As this vast mine in Pakistan’s Thar Desert attests, the world’s No. 1 cause of carbon emissions will be a major source of electricity for decades, despite the outcry against it
In the flat scrubland of Pakistan’s scorching Thar Desert, hundreds of workers have been toiling for two years in the vast open pit of the Sindh Engro Coal Mining Co. Taking three-hour breaks during the hottest part of the day and living in a makeshift village of shipping containers, they’re digging for fuel to sustain a $3.5 billion power project.

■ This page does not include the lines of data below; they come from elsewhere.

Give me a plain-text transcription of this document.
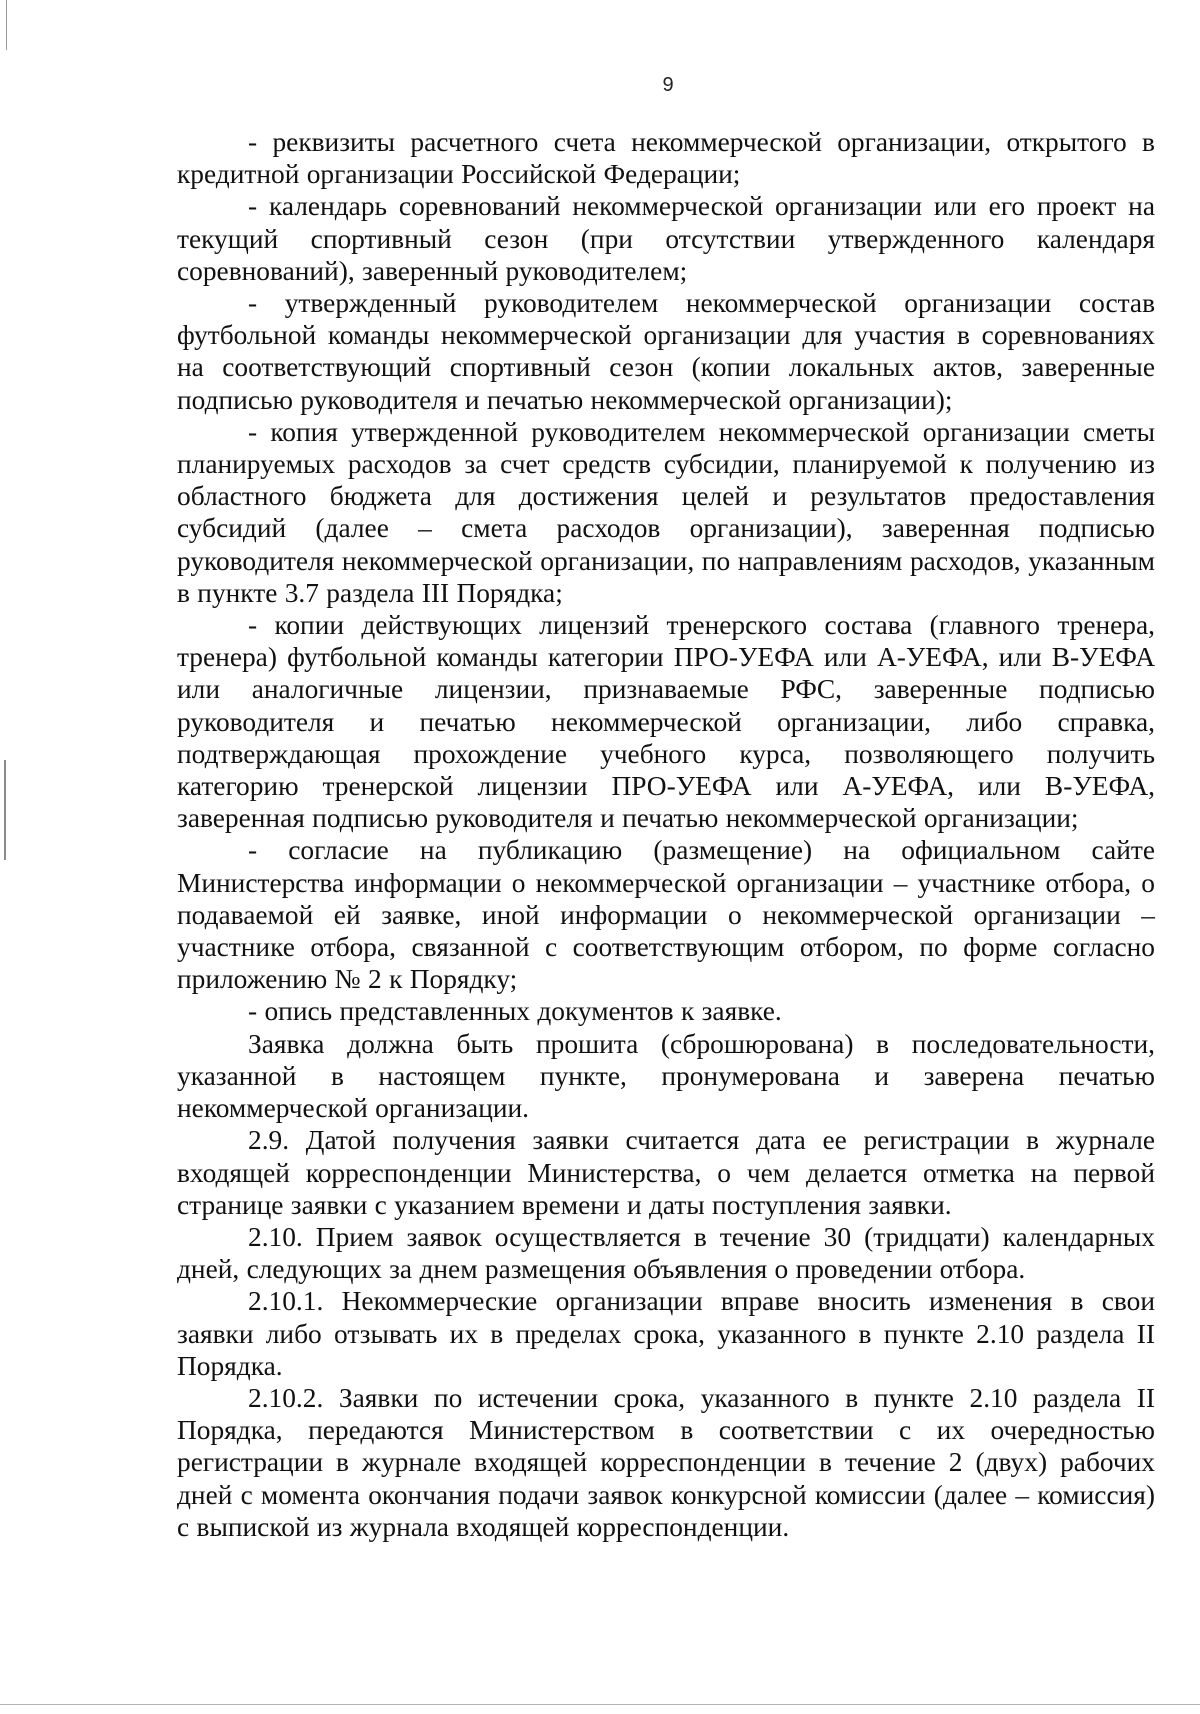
9

- реквизиты расчетного счета некоммерческой организации, открытого в кредитной организации Российской Федерации;

- календарь соревнований некоммерческой организации или его проект на текущий спортивный сезон (при отсутствии утвержденного календаря соревнований), заверенный руководителем;

- утвержденный руководителем некоммерческой организации состав футбольной команды некоммерческой организации для участия в соревнованиях на соответствующий спортивный сезон (копии локальных актов, заверенные подписью руководителя и печатью некоммерческой организации);

- копия утвержденной руководителем некоммерческой организации сметы планируемых расходов за счет средств субсидии, планируемой к получению из областного бюджета для достижения целей и результатов предоставления субсидий (далее – смета расходов организации), заверенная подписью руководителя некоммерческой организации, по направлениям расходов, указанным в пункте 3.7 раздела III Порядка;

- копии действующих лицензий тренерского состава (главного тренера, тренера) футбольной команды категории ПРО-УЕФА или А-УЕФА, или В-УЕФА или аналогичные лицензии, признаваемые РФС, заверенные подписью руководителя и печатью некоммерческой организации, либо справка, подтверждающая прохождение учебного курса, позволяющего получить категорию тренерской лицензии ПРО-УЕФА или А-УЕФА, или В-УЕФА, заверенная подписью руководителя и печатью некоммерческой организации;

- согласие на публикацию (размещение) на официальном сайте Министерства информации о некоммерческой организации – участнике отбора, о подаваемой ей заявке, иной информации о некоммерческой организации – участнике отбора, связанной с соответствующим отбором, по форме согласно приложению № 2 к Порядку;

- опись представленных документов к заявке.

Заявка должна быть прошита (сброшюрована) в последовательности, указанной в настоящем пункте, пронумерована и заверена печатью некоммерческой организации.

2.9. Датой получения заявки считается дата ее регистрации в журнале входящей корреспонденции Министерства, о чем делается отметка на первой странице заявки с указанием времени и даты поступления заявки.

2.10. Прием заявок осуществляется в течение 30 (тридцати) календарных дней, следующих за днем размещения объявления о проведении отбора.

2.10.1. Некоммерческие организации вправе вносить изменения в свои заявки либо отзывать их в пределах срока, указанного в пункте 2.10 раздела II Порядка.

2.10.2. Заявки по истечении срока, указанного в пункте 2.10 раздела II Порядка, передаются Министерством в соответствии с их очередностью регистрации в журнале входящей корреспонденции в течение 2 (двух) рабочих дней с момента окончания подачи заявок конкурсной комиссии (далее – комиссия) с выпиской из журнала входящей корреспонденции.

So far they’ve scraped away about 500 feet of Aeolian sand, dirt, and coal to create a milewide hole.
Seven hundred miles to the north, in the Cholistan Desert, lie the skeletal beginnings of a solar farm that’s supposed to expand to eight times the size of New York’s Central Park. It’s the largest solar project in Pakistan, where the government has recently announced an ambitious plan to generate 60% of its power from renewable sources such as sun, wind, and water in about a decade.
If these grand developments in the desert suggest that coal and solar are in a close-run contest, they’re not. Before 2016, Pakistan had a single coal-fired plant. It now has nine, supplying 15% of the nation’s electricity, with another four under construction. Solar power provides about 1% of energy needs and is getting a tiny sliver of investment compared with what’s going into coal. Solar and other renewables may someday eliminate Pakistan’s dependence on coal, but that day is probably decades away.